Meurs pas stupidement, Lloyd.












Un transport privé aux armoiries des Valantias l’avait cueillie dès son arrivée à l’astroport. Elle avait dû faire attention à ne pas trébucher, peu habituée à porter des toilettes aussi sophistiquées. Un droïde protocolaire fut immédiatement mis à sa disposition. Il conversait en plusieurs langues, ce qui était pratique pour accueillir les invités de marque dont le basic n’était pas la langue natale. Il était également programmé pour accéder aux requêtes de ces hôtes venus de loin. Dana n’était pas familière avec les droïdes. Sa culture les remplaçait aisément par des esclaves biologiques, de chair et de sang. S’adresser à une machine lui paraissait inutilement humiliant, mais elle s’accommoda de cette gracieuseté. Elle plia ses ses jambes galbées par le satin transparent de bas féminin afin de monter dans le speeder censée la mener au domaine des Valantias. Une escorte de trois soldats impériaux s’assurait que son trajet soit sécurisé. Dans le véhicule, elle ajusta la cape de sa robe, agacée. Le vêtement ne lui laissa presqu’aucune liberté de mouvement, contrairement à ses tenues habituelles. Sa poitrine était sagement couverte, tout comme ses épaules. Seules ses jambes étaient dénuées, malgré les collants élégants, supportées par des talons rutilants. Avant son départ, Runà l’avait fait coiffer afin que sa chevelure couronne son visage maquillé avec soin. Une couronne de L’bams’ip décorait sa coiffure sophistiquée. Les fleurs blanches, en forme de goutte, illuminaient ses cheveux de jais et diffusaient un parfum agréable. Elle s’était penchée vers la vitre afin d’admirer le paysage filer. Bientôt, ils quittèrent les étendues urbaines pour des paysages plus pittoresques. D’une certaine manière, les plaines verdoyantes de Serenno lui remémorèrent les décors paisibles d’Artorias. Son coeur se serra à ce souvenir.

Le chemin ne s’éternisa pas. Le domaine des Valantias s’étendait dans la campagne serennienne, non loin de la capitale, non loin du pouvoir.

- Dame Shar, nous sommes arrivés, indiqua platoniquement la voix synthétique du droïde.
-Parfait. Il faut bien un droïde pour me dire des évidences à la con…grinça-t-elle alors que la porte du landspeeder s’ouvrait et qu’un soldat l’aidait à descendre.

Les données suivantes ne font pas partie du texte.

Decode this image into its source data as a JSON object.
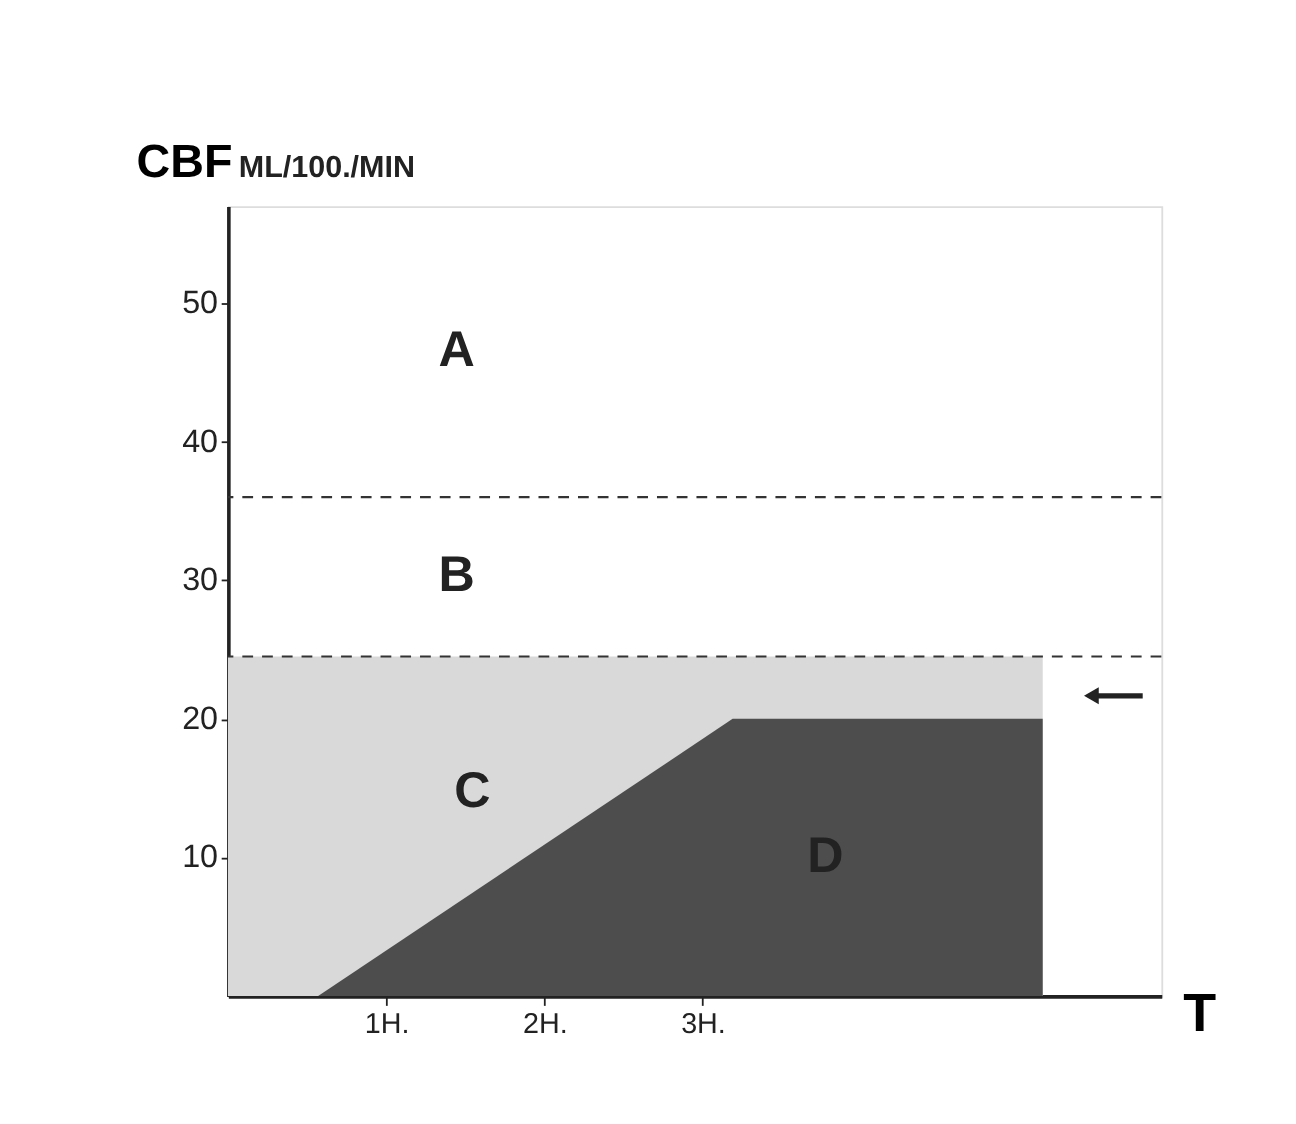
{
  "chart_data": {
    "type": "area",
    "ylabel": "CBF",
    "subtitle": "ML/100./MIN",
    "xlabel": "T",
    "xlim": [
      0,
      5.9
    ],
    "ylim": [
      0,
      57
    ],
    "xticks": [
      {
        "value": 1,
        "label": "1H."
      },
      {
        "value": 2,
        "label": "2H."
      },
      {
        "value": 3,
        "label": "3H."
      }
    ],
    "yticks": [
      10,
      20,
      30,
      40,
      50
    ],
    "series": [
      {
        "name": "C",
        "color": "#d9d9d9",
        "x": [
          0,
          5.15
        ],
        "values": [
          24.5,
          24.5
        ]
      },
      {
        "name": "D",
        "color": "#4d4d4d",
        "x": [
          0.57,
          3.19,
          5.15
        ],
        "values": [
          0,
          20,
          20
        ]
      }
    ],
    "ref_lines": [
      {
        "axis": "y",
        "value": 36,
        "line_style": "dashed",
        "color": "#333333"
      },
      {
        "axis": "y",
        "value": 24.5,
        "line_style": "dashed",
        "color": "#333333"
      }
    ],
    "annotations": [
      "A",
      "B"
    ],
    "grid": false
  }
}
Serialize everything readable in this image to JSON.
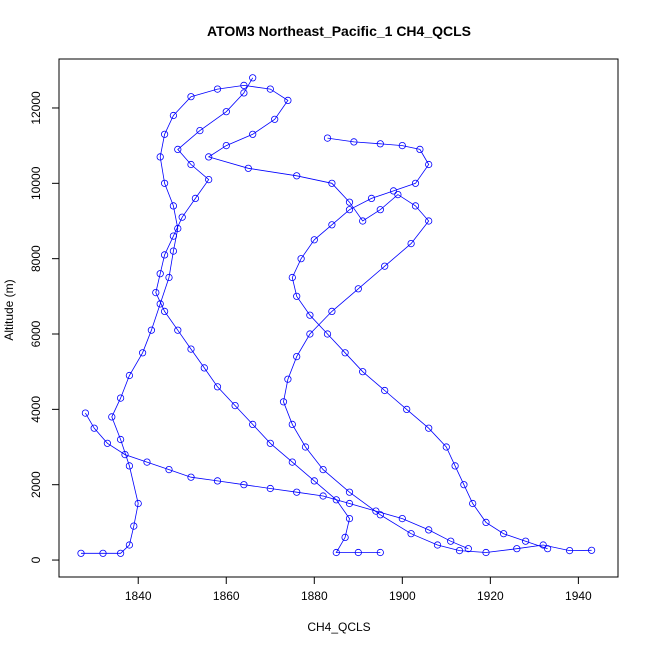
{
  "chart_data": {
    "type": "scatter",
    "title": "ATOM3 Northeast_Pacific_1 CH4_QCLS",
    "xlabel": "CH4_QCLS",
    "ylabel": "Altitude (m)",
    "xlim": [
      1822,
      1949
    ],
    "ylim": [
      -450,
      13300
    ],
    "x_ticks": [
      "1840",
      "1860",
      "1880",
      "1900",
      "1920",
      "1940"
    ],
    "y_ticks": [
      "0",
      "2000",
      "4000",
      "6000",
      "8000",
      "10000",
      "12000"
    ],
    "marker": "open-circle",
    "connect_points": true,
    "color": "#0000ff",
    "grid": false,
    "legend": "none",
    "series": [
      {
        "values": [
          [
            1827,
            180
          ],
          [
            1832,
            180
          ],
          [
            1836,
            180
          ],
          [
            1838,
            400
          ],
          [
            1839,
            900
          ],
          [
            1840,
            1500
          ],
          [
            1838,
            2500
          ],
          [
            1836,
            3200
          ],
          [
            1834,
            3800
          ],
          [
            1836,
            4300
          ],
          [
            1838,
            4900
          ],
          [
            1841,
            5500
          ],
          [
            1843,
            6100
          ],
          [
            1845,
            6800
          ],
          [
            1847,
            7500
          ],
          [
            1848,
            8200
          ],
          [
            1849,
            8800
          ],
          [
            1848,
            9400
          ],
          [
            1846,
            10000
          ],
          [
            1845,
            10700
          ],
          [
            1846,
            11300
          ],
          [
            1848,
            11800
          ],
          [
            1852,
            12300
          ],
          [
            1858,
            12500
          ],
          [
            1864,
            12600
          ],
          [
            1870,
            12500
          ],
          [
            1874,
            12200
          ],
          [
            1871,
            11700
          ],
          [
            1866,
            11300
          ],
          [
            1860,
            11000
          ],
          [
            1856,
            10700
          ],
          [
            1865,
            10400
          ],
          [
            1876,
            10200
          ],
          [
            1884,
            10000
          ],
          [
            1888,
            9500
          ],
          [
            1891,
            9000
          ],
          [
            1895,
            9300
          ],
          [
            1899,
            9700
          ],
          [
            1903,
            9400
          ],
          [
            1906,
            9000
          ],
          [
            1902,
            8400
          ],
          [
            1896,
            7800
          ],
          [
            1890,
            7200
          ],
          [
            1884,
            6600
          ],
          [
            1879,
            6000
          ],
          [
            1876,
            5400
          ],
          [
            1874,
            4800
          ],
          [
            1873,
            4200
          ],
          [
            1875,
            3600
          ],
          [
            1878,
            3000
          ],
          [
            1882,
            2400
          ],
          [
            1888,
            1800
          ],
          [
            1895,
            1200
          ],
          [
            1902,
            700
          ],
          [
            1908,
            400
          ],
          [
            1913,
            250
          ],
          [
            1919,
            200
          ],
          [
            1926,
            300
          ],
          [
            1932,
            400
          ],
          [
            1938,
            250
          ],
          [
            1943,
            260
          ]
        ]
      },
      {
        "values": [
          [
            1866,
            12800
          ],
          [
            1864,
            12400
          ],
          [
            1860,
            11900
          ],
          [
            1854,
            11400
          ],
          [
            1849,
            10900
          ],
          [
            1852,
            10500
          ],
          [
            1856,
            10100
          ],
          [
            1853,
            9600
          ],
          [
            1850,
            9100
          ],
          [
            1848,
            8600
          ],
          [
            1846,
            8100
          ],
          [
            1845,
            7600
          ],
          [
            1844,
            7100
          ],
          [
            1846,
            6600
          ],
          [
            1849,
            6100
          ],
          [
            1852,
            5600
          ],
          [
            1855,
            5100
          ],
          [
            1858,
            4600
          ],
          [
            1862,
            4100
          ],
          [
            1866,
            3600
          ],
          [
            1870,
            3100
          ],
          [
            1875,
            2600
          ],
          [
            1880,
            2100
          ],
          [
            1885,
            1600
          ],
          [
            1888,
            1100
          ],
          [
            1887,
            600
          ],
          [
            1885,
            200
          ],
          [
            1890,
            200
          ],
          [
            1895,
            200
          ]
        ]
      },
      {
        "values": [
          [
            1828,
            3900
          ],
          [
            1830,
            3500
          ],
          [
            1833,
            3100
          ],
          [
            1837,
            2800
          ],
          [
            1842,
            2600
          ],
          [
            1847,
            2400
          ],
          [
            1852,
            2200
          ],
          [
            1858,
            2100
          ],
          [
            1864,
            2000
          ],
          [
            1870,
            1900
          ],
          [
            1876,
            1800
          ],
          [
            1882,
            1700
          ],
          [
            1888,
            1500
          ],
          [
            1894,
            1300
          ],
          [
            1900,
            1100
          ],
          [
            1906,
            800
          ],
          [
            1911,
            500
          ],
          [
            1915,
            300
          ]
        ]
      },
      {
        "values": [
          [
            1883,
            11200
          ],
          [
            1889,
            11100
          ],
          [
            1895,
            11050
          ],
          [
            1900,
            11000
          ],
          [
            1904,
            10900
          ],
          [
            1906,
            10500
          ],
          [
            1903,
            10000
          ],
          [
            1898,
            9800
          ],
          [
            1893,
            9600
          ],
          [
            1888,
            9300
          ],
          [
            1884,
            8900
          ],
          [
            1880,
            8500
          ],
          [
            1877,
            8000
          ],
          [
            1875,
            7500
          ],
          [
            1876,
            7000
          ],
          [
            1879,
            6500
          ],
          [
            1883,
            6000
          ],
          [
            1887,
            5500
          ],
          [
            1891,
            5000
          ],
          [
            1896,
            4500
          ],
          [
            1901,
            4000
          ],
          [
            1906,
            3500
          ],
          [
            1910,
            3000
          ],
          [
            1912,
            2500
          ],
          [
            1914,
            2000
          ],
          [
            1916,
            1500
          ],
          [
            1919,
            1000
          ],
          [
            1923,
            700
          ],
          [
            1928,
            500
          ],
          [
            1933,
            300
          ]
        ]
      }
    ]
  }
}
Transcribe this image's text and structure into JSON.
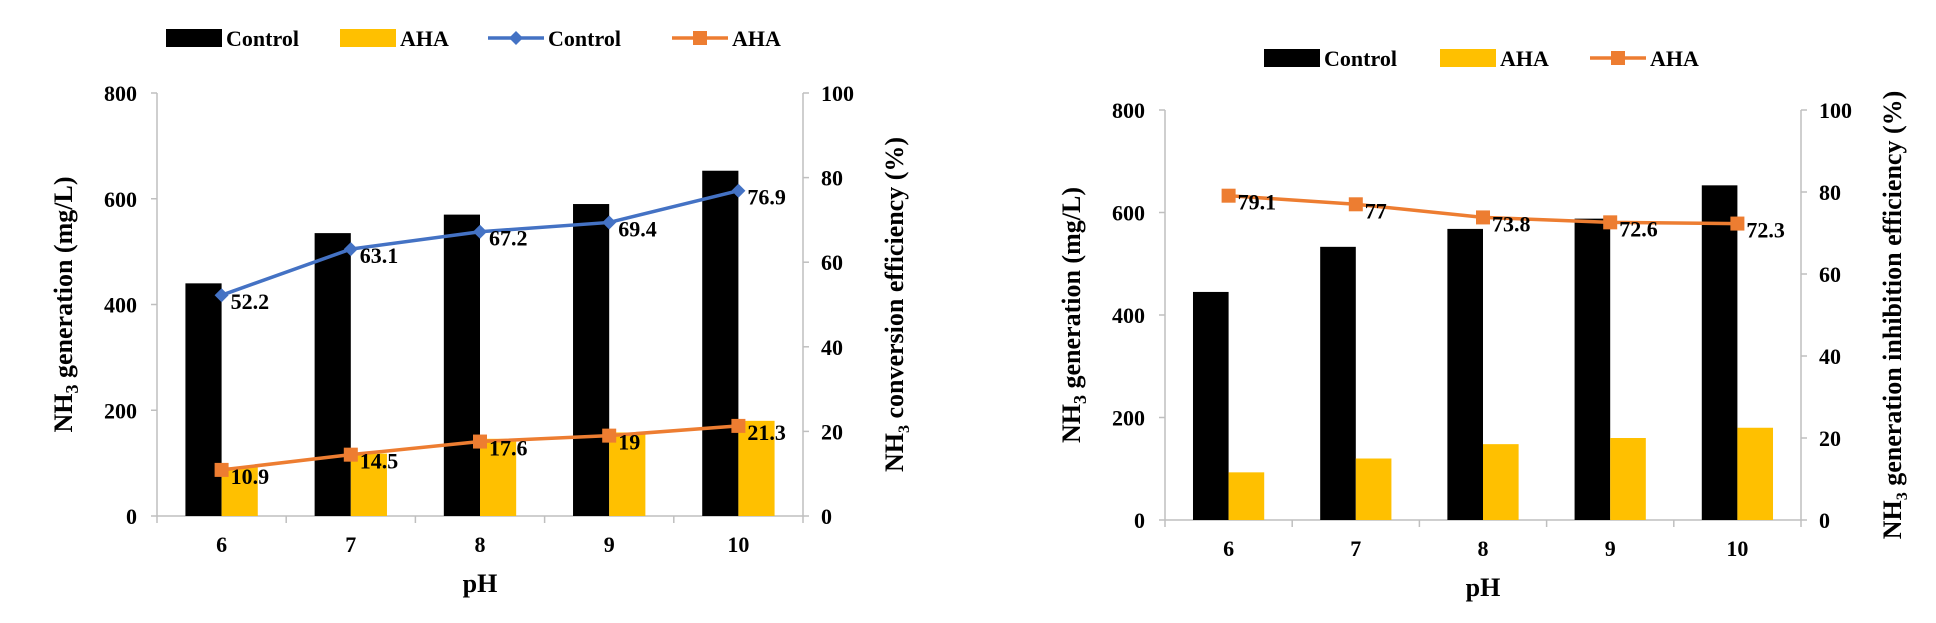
{
  "colors": {
    "control_bar": "#000000",
    "aha_bar": "#FFC000",
    "control_line": "#4472C4",
    "aha_line": "#ED7D31"
  },
  "chart_data": [
    {
      "type": "bar",
      "categories": [
        "6",
        "7",
        "8",
        "9",
        "10"
      ],
      "xlabel": "pH",
      "ylabel_main": "NH",
      "ylabel_sub": "3",
      "ylabel_rest": " generation (mg/L)",
      "y2label_main": "NH",
      "y2label_sub": "3",
      "y2label_rest": " conversion efficiency (%)",
      "ylim": [
        0,
        800
      ],
      "y_ticks": [
        "0",
        "200",
        "400",
        "600",
        "800"
      ],
      "y2lim": [
        0,
        100
      ],
      "y2_ticks": [
        "0",
        "20",
        "40",
        "60",
        "80",
        "100"
      ],
      "legend_position": "top",
      "series": [
        {
          "name": "Control",
          "kind": "bar",
          "axis": "left",
          "values": [
            440,
            535,
            570,
            590,
            653
          ]
        },
        {
          "name": "AHA",
          "kind": "bar",
          "axis": "left",
          "values": [
            92,
            118,
            146,
            158,
            180
          ]
        },
        {
          "name": "Control",
          "kind": "line",
          "axis": "right",
          "marker": "diamond",
          "values": [
            52.2,
            63.1,
            67.2,
            69.4,
            76.9
          ],
          "labels": [
            "52.2",
            "63.1",
            "67.2",
            "69.4",
            "76.9"
          ]
        },
        {
          "name": "AHA",
          "kind": "line",
          "axis": "right",
          "marker": "square",
          "values": [
            10.9,
            14.5,
            17.6,
            19,
            21.3
          ],
          "labels": [
            "10.9",
            "14.5",
            "17.6",
            "19",
            "21.3"
          ]
        }
      ]
    },
    {
      "type": "bar",
      "categories": [
        "6",
        "7",
        "8",
        "9",
        "10"
      ],
      "xlabel": "pH",
      "ylabel_main": "NH",
      "ylabel_sub": "3",
      "ylabel_rest": " generation (mg/L)",
      "y2label_main": "NH",
      "y2label_sub": "3",
      "y2label_rest": " generation inhibition efficiency (%)",
      "ylim": [
        0,
        800
      ],
      "y_ticks": [
        "0",
        "200",
        "400",
        "600",
        "800"
      ],
      "y2lim": [
        0,
        100
      ],
      "y2_ticks": [
        "0",
        "20",
        "40",
        "60",
        "80",
        "100"
      ],
      "legend_position": "top",
      "series": [
        {
          "name": "Control",
          "kind": "bar",
          "axis": "left",
          "values": [
            445,
            533,
            568,
            588,
            653
          ]
        },
        {
          "name": "AHA",
          "kind": "bar",
          "axis": "left",
          "values": [
            93,
            120,
            148,
            160,
            180
          ]
        },
        {
          "name": "AHA",
          "kind": "line",
          "axis": "right",
          "marker": "square",
          "values": [
            79.1,
            77,
            73.8,
            72.6,
            72.3
          ],
          "labels": [
            "79.1",
            "77",
            "73.8",
            "72.6",
            "72.3"
          ]
        }
      ]
    }
  ]
}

La bâtisse appartenant à la famille régnante s’étirait sous le ciel ensoleillé. Des tours à l’acier brillant, des façades soigneusement sculptées avec un goût à la fois épuré et luxueux. Elle n’aurait su mesurer l’étendue du bâtiment et encore moins des jardins qui l’entouraient. Elle se rendit compte qu’elle n’avait plus l’habitude du faste et de la démesure. Une angoisse sourde avait noué ses tripes à l’idée de se retrouver seule, dans un domaine aussi grand, où la Force ne comptait pas, où la force brute n’avait aucune importance, où seuls les mots et les apparences pouvaient permettre de vaincre. Elle se sentit étonnamment minuscule et misérable. Ce sentiment amena une frustration sourde qu’elle refoula en déglutissant discrètement. Elle était une Sith. Elle ne pouvait pas se laisser impressionner par les symboles de pouvoir. Elle ne pouvait pas être intimidée par les signes de richesse.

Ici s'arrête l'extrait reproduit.